Edwin Garrison Walker, P. Thomas Stanford, Tragedy of the Negro in America (Cambridge, MA, 1897). (Manuscripts, Archives, and Rare Books Division, Schomburg Center for Research in Black Culture, New York Public Library, Astor, Lenox, and Tilden Foundations.)
Although black activists were divided between remaining loyal Republicans or advocating independent politics, the eventual failure of partisan politics as a vehicle for racial justice was less a problem of black unity and organization than a betrayal by a white-dominated government and political structure refusing to make black rights and lives a priority and to uphold the values of American freedom. Black partisan activists and independents misplaced their faith in a party structure dominated by racism, that, as became evident by the beginning of the twentieth century, was never going to support black interests, no matter how unified the black electorate ever became. Campaigns for independent politics were part of early civil rights struggles Shawn Leigh Alexander describes as a bridge of ideas and activists, which inspired and provided a template for twentieth-century movements. Abandoned by supposed allies and disillusioned with party politics as an avenue for black uplift, activists formed new organizations and cultivated strategies to continue the black freedom struggle themselves. While continuing to advocate political independence in voting, these groups emphasized mass mobilization and direct activism as tools in the black freedom struggle, rather than holding out hope that political parties would ultimately serve their interests.

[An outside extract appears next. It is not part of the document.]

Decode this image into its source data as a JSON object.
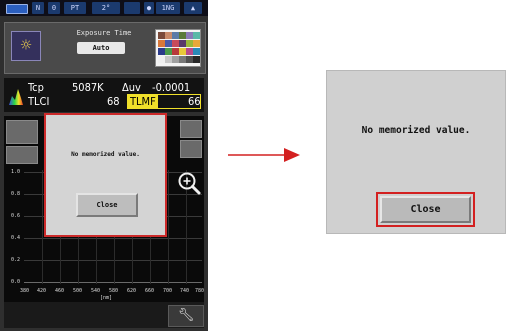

In this battle over black partisanship, Boston became a central venue. Urban politics became the battleground, and they organized to use electoral politics to challenge the status quo at both local and national levels. What happened in Boston is part of a national narrative of black politics, but is very much rooted in black Bostonians history of activism and the citys urban black political landscape. It is a story of community-level organizing to respond to both local and national politics, and the turn toward independent politics was as much a strategy to address local concerns as it was a response to national political changes. Independent political sentiment in Boston had a particular longevity as debates over black partisanship captivated community politics for at least four decades, with activists such as Edwin Walker active for the majority of the period.